夢伝い /  宇佐美まこと

2022年08月09日 | あ行の作家

夢伝い
水族
エアープランツ
沈下橋渡ろ
愛と見分けがつかない
卵胎生
湖族
送り遍路
果てしなき世界の果て
満月の街
母の自画像

11編のホラー短編集

じわじわ~っと怖くなってくる物語集です。
登場してくる人たちがみんなかなしくて、怖さよりもかなしさの方が大きいかもしれません。

タイトルがみんな良いです。惹かれます。
「夢伝い」なんて、特に。
哀しい物語なのですが、逆に明るいギャグっぽい物語にしてもおもしろだろうなと思いました。
自分がもし動けなくて、自分がしたいことを誰かが代わりにしてくれて、しかもそれを見ること感じることが出来たらこんなに楽しいことはありません。
自分が行動しているのと同じですからね。
でも、代わりに行動する人は自分の人生を生きていないということになってしまうので、明るい楽しい物語にしたとしてもかなしくはあります。

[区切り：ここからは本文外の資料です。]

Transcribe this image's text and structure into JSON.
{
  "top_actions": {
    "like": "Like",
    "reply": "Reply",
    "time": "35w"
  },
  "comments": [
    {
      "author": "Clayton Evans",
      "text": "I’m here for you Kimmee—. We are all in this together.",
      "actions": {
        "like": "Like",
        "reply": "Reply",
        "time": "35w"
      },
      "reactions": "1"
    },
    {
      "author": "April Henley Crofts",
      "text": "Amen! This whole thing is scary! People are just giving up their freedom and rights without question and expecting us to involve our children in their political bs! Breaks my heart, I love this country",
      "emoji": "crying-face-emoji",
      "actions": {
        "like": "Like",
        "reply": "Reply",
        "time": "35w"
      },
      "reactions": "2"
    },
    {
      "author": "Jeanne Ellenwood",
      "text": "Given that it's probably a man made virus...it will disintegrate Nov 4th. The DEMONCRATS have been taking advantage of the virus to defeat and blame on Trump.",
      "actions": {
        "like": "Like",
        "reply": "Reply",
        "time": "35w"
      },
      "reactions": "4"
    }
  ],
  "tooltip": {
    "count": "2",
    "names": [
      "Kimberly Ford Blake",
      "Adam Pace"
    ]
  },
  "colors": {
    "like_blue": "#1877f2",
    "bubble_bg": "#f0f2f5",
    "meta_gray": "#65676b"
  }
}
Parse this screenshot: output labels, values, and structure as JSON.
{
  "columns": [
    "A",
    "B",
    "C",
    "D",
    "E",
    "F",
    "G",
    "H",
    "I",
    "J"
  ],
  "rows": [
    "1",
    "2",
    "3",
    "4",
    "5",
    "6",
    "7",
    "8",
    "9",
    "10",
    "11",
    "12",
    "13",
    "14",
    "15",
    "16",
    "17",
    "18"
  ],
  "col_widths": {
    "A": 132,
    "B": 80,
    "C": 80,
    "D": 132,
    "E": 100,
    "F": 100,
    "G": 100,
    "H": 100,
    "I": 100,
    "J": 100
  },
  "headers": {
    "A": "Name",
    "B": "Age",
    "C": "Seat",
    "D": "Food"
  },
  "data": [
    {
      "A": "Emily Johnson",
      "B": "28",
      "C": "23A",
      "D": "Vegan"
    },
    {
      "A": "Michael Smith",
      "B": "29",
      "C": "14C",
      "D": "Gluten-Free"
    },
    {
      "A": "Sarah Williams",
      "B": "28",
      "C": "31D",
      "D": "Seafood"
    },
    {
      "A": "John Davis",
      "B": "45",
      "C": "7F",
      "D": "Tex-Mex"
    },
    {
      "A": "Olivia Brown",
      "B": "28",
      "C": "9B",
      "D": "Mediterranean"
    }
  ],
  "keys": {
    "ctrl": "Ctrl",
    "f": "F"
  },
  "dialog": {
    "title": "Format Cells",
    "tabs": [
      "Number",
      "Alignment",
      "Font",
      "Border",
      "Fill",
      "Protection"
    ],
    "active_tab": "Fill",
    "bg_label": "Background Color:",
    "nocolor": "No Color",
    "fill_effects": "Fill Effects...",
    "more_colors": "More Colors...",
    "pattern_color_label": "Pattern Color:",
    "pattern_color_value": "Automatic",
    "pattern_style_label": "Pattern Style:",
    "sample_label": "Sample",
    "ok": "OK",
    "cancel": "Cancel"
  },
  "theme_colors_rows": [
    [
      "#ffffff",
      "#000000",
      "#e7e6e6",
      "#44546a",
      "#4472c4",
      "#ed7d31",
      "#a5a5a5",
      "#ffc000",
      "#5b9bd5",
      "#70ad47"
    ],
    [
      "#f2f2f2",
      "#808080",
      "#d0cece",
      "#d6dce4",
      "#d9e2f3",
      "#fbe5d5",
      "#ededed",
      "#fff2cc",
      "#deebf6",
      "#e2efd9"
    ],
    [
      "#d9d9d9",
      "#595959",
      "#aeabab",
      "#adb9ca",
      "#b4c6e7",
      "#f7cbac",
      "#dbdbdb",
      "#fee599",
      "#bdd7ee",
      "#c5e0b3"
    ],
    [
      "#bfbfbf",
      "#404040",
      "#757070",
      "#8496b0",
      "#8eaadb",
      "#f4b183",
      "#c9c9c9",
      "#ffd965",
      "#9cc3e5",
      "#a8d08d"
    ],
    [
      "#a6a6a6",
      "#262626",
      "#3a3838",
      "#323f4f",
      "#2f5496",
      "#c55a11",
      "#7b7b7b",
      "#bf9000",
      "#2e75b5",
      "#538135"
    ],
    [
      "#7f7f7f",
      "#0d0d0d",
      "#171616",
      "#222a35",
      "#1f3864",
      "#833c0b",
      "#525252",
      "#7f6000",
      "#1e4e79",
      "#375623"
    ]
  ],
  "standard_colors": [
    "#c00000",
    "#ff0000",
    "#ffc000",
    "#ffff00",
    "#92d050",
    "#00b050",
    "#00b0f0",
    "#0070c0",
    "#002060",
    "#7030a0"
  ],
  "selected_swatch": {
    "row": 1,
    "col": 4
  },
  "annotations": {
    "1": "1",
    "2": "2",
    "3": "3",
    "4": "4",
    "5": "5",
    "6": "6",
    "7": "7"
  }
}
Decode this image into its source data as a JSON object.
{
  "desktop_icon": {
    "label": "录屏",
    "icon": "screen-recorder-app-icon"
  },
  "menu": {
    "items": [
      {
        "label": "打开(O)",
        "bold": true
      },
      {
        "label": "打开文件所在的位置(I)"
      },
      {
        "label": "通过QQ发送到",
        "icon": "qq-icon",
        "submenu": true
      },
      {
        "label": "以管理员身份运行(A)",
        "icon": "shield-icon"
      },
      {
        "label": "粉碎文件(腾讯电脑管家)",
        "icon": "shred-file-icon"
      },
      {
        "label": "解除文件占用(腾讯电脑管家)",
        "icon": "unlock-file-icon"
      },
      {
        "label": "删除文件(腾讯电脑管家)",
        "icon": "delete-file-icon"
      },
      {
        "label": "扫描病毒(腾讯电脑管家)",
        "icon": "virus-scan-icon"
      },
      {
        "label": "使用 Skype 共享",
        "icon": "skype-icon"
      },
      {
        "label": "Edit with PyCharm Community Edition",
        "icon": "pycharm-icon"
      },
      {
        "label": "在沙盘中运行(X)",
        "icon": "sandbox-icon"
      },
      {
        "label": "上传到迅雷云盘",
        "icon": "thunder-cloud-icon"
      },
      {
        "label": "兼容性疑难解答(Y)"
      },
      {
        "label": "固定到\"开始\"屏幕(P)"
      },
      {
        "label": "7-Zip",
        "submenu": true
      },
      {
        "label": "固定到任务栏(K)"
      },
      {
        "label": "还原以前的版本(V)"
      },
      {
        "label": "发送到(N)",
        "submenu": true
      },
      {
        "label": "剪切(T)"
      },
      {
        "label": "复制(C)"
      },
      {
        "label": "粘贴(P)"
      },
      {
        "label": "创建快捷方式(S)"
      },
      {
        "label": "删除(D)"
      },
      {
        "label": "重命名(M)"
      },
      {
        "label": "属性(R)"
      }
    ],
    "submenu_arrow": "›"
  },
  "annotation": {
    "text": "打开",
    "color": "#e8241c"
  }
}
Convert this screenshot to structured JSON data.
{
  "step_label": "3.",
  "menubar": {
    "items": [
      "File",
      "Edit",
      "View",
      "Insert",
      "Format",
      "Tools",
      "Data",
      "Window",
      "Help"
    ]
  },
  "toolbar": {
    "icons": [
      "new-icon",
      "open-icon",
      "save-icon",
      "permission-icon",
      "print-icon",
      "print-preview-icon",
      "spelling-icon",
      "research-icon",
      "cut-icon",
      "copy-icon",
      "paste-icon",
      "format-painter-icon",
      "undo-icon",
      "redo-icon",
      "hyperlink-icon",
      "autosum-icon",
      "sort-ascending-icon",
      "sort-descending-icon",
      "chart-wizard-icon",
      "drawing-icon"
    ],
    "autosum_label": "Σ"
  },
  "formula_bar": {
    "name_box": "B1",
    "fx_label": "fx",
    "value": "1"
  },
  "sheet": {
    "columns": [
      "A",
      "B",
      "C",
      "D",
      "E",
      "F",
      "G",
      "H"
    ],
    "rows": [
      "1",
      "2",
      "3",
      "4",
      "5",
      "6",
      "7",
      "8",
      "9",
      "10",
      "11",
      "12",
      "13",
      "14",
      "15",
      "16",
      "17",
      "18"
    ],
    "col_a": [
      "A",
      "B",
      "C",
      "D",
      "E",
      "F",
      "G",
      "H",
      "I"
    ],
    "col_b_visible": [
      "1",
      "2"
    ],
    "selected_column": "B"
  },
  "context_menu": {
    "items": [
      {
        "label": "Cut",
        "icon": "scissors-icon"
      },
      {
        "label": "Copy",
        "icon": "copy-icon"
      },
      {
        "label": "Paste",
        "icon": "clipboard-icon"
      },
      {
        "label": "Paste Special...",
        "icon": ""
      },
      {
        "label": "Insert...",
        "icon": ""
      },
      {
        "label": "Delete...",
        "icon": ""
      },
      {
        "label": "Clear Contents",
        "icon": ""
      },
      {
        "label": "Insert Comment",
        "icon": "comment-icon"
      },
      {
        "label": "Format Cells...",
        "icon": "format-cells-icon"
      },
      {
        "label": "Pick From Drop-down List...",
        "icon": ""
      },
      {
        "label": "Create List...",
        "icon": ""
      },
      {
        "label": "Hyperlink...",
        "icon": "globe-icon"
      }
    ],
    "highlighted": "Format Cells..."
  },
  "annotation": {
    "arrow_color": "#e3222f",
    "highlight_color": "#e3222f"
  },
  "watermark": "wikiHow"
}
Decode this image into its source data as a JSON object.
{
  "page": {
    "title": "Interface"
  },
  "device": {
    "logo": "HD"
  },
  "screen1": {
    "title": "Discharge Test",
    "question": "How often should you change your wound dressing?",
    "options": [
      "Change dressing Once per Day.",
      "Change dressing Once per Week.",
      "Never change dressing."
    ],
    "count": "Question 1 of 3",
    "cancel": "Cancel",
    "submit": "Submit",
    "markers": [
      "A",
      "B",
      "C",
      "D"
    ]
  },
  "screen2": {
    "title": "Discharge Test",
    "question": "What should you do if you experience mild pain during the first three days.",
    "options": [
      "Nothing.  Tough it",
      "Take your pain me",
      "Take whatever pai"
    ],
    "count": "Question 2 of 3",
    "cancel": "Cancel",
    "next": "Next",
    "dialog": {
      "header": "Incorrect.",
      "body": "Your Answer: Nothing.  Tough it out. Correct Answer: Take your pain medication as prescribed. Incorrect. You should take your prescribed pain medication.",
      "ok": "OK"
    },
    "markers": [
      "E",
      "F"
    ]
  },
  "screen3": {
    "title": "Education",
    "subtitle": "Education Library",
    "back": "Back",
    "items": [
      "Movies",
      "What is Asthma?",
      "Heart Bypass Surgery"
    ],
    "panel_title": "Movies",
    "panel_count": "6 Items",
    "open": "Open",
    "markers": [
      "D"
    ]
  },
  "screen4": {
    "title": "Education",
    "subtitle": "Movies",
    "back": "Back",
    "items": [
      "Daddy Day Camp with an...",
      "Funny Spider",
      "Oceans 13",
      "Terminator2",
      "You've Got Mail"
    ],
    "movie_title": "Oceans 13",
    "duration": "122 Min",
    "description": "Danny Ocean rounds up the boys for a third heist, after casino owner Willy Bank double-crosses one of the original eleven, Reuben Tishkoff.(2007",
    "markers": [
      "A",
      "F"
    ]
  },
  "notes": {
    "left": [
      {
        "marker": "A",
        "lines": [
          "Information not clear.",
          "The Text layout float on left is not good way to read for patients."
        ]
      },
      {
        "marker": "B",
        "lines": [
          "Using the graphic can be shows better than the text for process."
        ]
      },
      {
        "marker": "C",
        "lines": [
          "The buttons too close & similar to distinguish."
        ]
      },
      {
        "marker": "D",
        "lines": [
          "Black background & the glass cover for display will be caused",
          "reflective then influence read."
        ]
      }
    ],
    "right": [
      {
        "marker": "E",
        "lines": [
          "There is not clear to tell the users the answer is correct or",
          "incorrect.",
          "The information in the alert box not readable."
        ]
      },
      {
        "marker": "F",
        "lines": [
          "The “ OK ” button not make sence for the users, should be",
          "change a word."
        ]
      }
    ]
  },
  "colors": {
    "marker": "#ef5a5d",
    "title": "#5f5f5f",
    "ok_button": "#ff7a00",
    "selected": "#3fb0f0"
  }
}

誰かを自分の身代わりにするって、ある意味いじめです。

この物語集はいじめやDVの果ての物語のように思います。
友人、同僚、恋人、そういう身近な人たちからの仕打ちの結果が恐ろしい。
そして、その仕打ちに対する復讐や仕返しもまた恐ろしい。

エアープランツ、わが家のトイレにありますが、どうしましょう…。
浄化のためなんですけど。
観葉植物を置くと良いらしいので。

時々、水だけじゃなく、日光も浴びさせようと思います。
何より、風通しをよくすることが大事ですね。
自分の心のためにも。



本文より(「愛と見分けがつかない」より)

「憎しみと愛とは見分けがつかないのよ」

暗い思いは伝播するのだ。死んだ者から生きている者へと。そしてまた人から人へ。波長の合う者の心を侵食していく。